As the November 2020 election approaches, President Trump has stepped up his intermediation efforts, hoping to produce a diplomatic breakthrough that enables him to advertise a success in building a coalition against the United States’ perennial adversary, Iran. President Trump’s heightened involvement produced direct Saudi-Qatari talks in early 2020, raising hopes that a breakthrough was imminent. Although those talks broke down without an accord, reports in June 2020 indicated that a U.S. plan to resolve the dispute was again approaching fruition. The U.S. proposal envisioned, as a first step, the re-opening of the Saudi, Emirati, and Bahraini airspace to Qatar Airways, providing the added benefit of denying Tehran $130 million in yearly payments from the airline for overflight rights. The U.S. plan appeared to receive an indirect boost from a mid-July ruling by the International Court of Justice in Qatar’s favor on the country’s complaint that the denial of the three GCC states’ airspace to Qatari flights was a violation of international civil aviation law. The ruling could potentially give UAE leaders an opportunity to solve the dispute, if the leadership decides to accept a compromise solution.
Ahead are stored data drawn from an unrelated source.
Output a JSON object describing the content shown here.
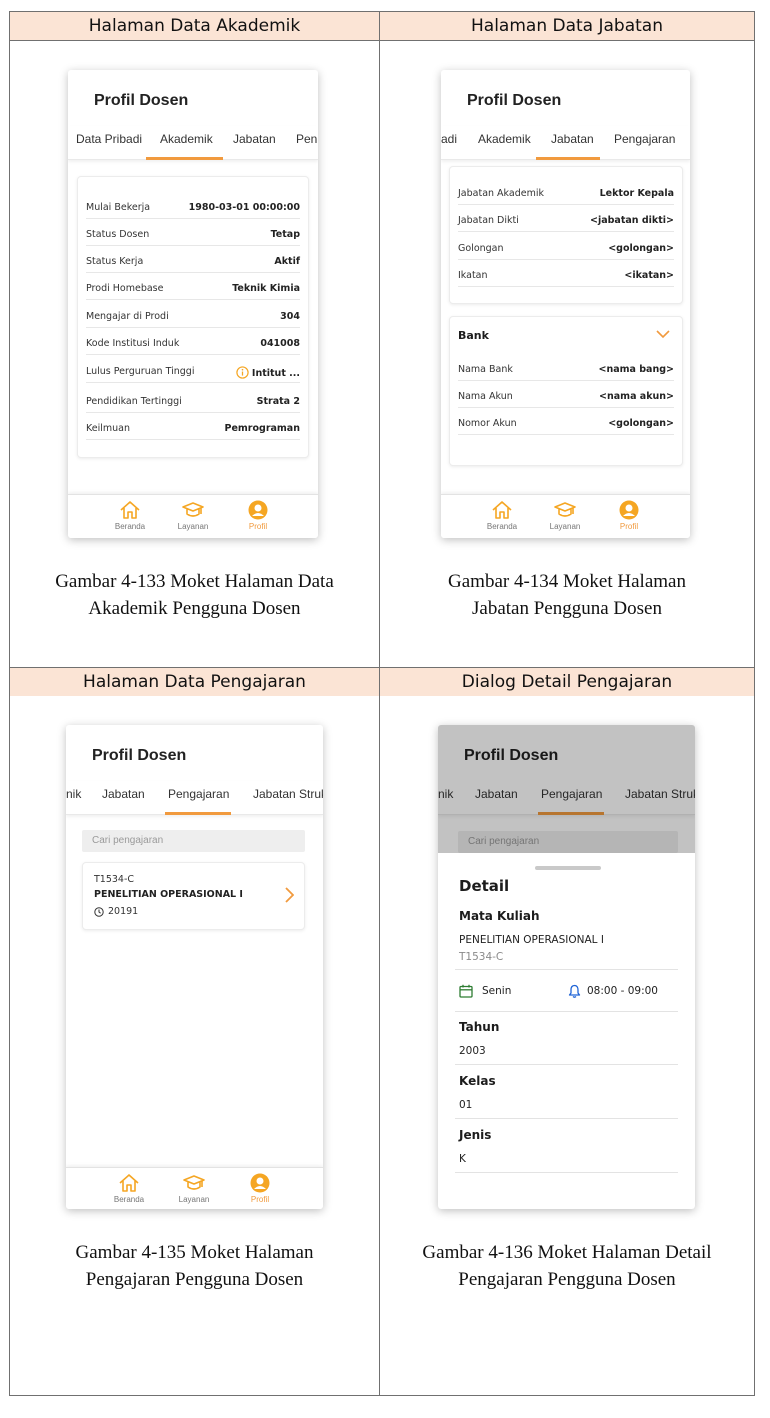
{
  "headers": {
    "academic": "Halaman Data Akademik",
    "position": "Halaman Data Jabatan",
    "teaching": "Halaman Data Pengajaran",
    "dialog": "Dialog Detail Pengajaran"
  },
  "captions": {
    "academic": [
      "Gambar 4-133 Moket Halaman Data",
      "Akademik Pengguna Dosen"
    ],
    "position": [
      "Gambar 4-134 Moket Halaman",
      "Jabatan Pengguna Dosen"
    ],
    "teaching": [
      "Gambar 4-135 Moket Halaman",
      "Pengajaran Pengguna Dosen"
    ],
    "dialog": [
      "Gambar 4-136 Moket Halaman Detail",
      "Pengajaran Pengguna Dosen"
    ]
  },
  "app_title": "Profil Dosen",
  "nav": {
    "home": "Beranda",
    "services": "Layanan",
    "profile": "Profil",
    "accent": "#f19a3e",
    "icon_color": "#f5a623"
  },
  "screen1": {
    "tabs": [
      "Data Pribadi",
      "Akademik",
      "Jabatan",
      "Pen"
    ],
    "fields": [
      {
        "label": "Mulai Bekerja",
        "value": "1980-03-01 00:00:00"
      },
      {
        "label": "Status Dosen",
        "value": "Tetap"
      },
      {
        "label": "Status Kerja",
        "value": "Aktif"
      },
      {
        "label": "Prodi Homebase",
        "value": "Teknik Kimia"
      },
      {
        "label": "Mengajar di Prodi",
        "value": "304"
      },
      {
        "label": "Kode Institusi Induk",
        "value": "041008"
      },
      {
        "label": "Lulus Perguruan Tinggi",
        "value": "Intitut ..."
      },
      {
        "label": "Pendidikan Tertinggi",
        "value": "Strata 2"
      },
      {
        "label": "Keilmuan",
        "value": "Pemrograman"
      }
    ]
  },
  "screen2": {
    "tabs": [
      "adi",
      "Akademik",
      "Jabatan",
      "Pengajaran"
    ],
    "fields": [
      {
        "label": "Jabatan Akademik",
        "value": "Lektor Kepala"
      },
      {
        "label": "Jabatan Dikti",
        "value": "<jabatan dikti>"
      },
      {
        "label": "Golongan",
        "value": "<golongan>"
      },
      {
        "label": "Ikatan",
        "value": "<ikatan>"
      }
    ],
    "bank_title": "Bank",
    "bank_fields": [
      {
        "label": "Nama Bank",
        "value": "<nama bang>"
      },
      {
        "label": "Nama Akun",
        "value": "<nama akun>"
      },
      {
        "label": "Nomor Akun",
        "value": "<golongan>"
      }
    ]
  },
  "screen3": {
    "tabs": [
      "nik",
      "Jabatan",
      "Pengajaran",
      "Jabatan Struk"
    ],
    "search_placeholder": "Cari pengajaran",
    "item": {
      "code": "T1534-C",
      "name": "PENELITIAN OPERASIONAL I",
      "term": "20191"
    }
  },
  "screen4": {
    "tabs": [
      "nik",
      "Jabatan",
      "Pengajaran",
      "Jabatan Struk"
    ],
    "search_placeholder": "Cari pengajaran",
    "detail_title": "Detail",
    "course_label": "Mata Kuliah",
    "course_name": "PENELITIAN OPERASIONAL I",
    "course_code": "T1534-C",
    "day": "Senin",
    "time": "08:00 - 09:00",
    "year_label": "Tahun",
    "year": "2003",
    "class_label": "Kelas",
    "class": "01",
    "type_label": "Jenis",
    "type": "K"
  }
}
However, the Trump administration does not appear able to overcome the objections of the UAE leadership to a solution that does not fully satisfy its core demands. The UAE continues to prevail on it key ally, Saudi Arabia, not to accept the U.S. plan to end the rift. Since the inception of the dispute, the UAE insists that any settlement requires Qatar to end its support for regional affiliates of the Muslim Brotherhood movement. The UAE, and particularly its de-facto leader Mohammad bin Zayid Al Nuhayyan (MBZ), perceives the movement as a threat to the regional status quo and to the hereditary power structure of the Gulf monarchies. Part of that demand has been for Qatar to sever its strategic relationship with Turkey which, like Qatar, has supported Brotherhood affiliates in Egypt, Libya, Syria, and elsewhere. Qatar has consistently refused to make significant concessions on its foreign policy, calling these demands an unacceptable infringement of its sovereignty. Qatar has long viewed the Brotherhood not as an insurgent movement but rather as a means of modernizing regional politics by incorporating Islamists into the peaceful political process. Yet, the UAE‘s refusal to accept a Trump administration-brokered solution to the rift risks driving a wedge between Abu Dhabi and Washington. Some in the White House might assess that the UAE’s hard line on Qatar is denying President Trump the opportunity to claim a significant diplomatic success in advance of the November vote on his re-election. If the UAE continues to lose its influence on the Administration, it might decide to accept a resolution of the intra-GCC rift, even if doing so requires compromising UAE maximalist positions.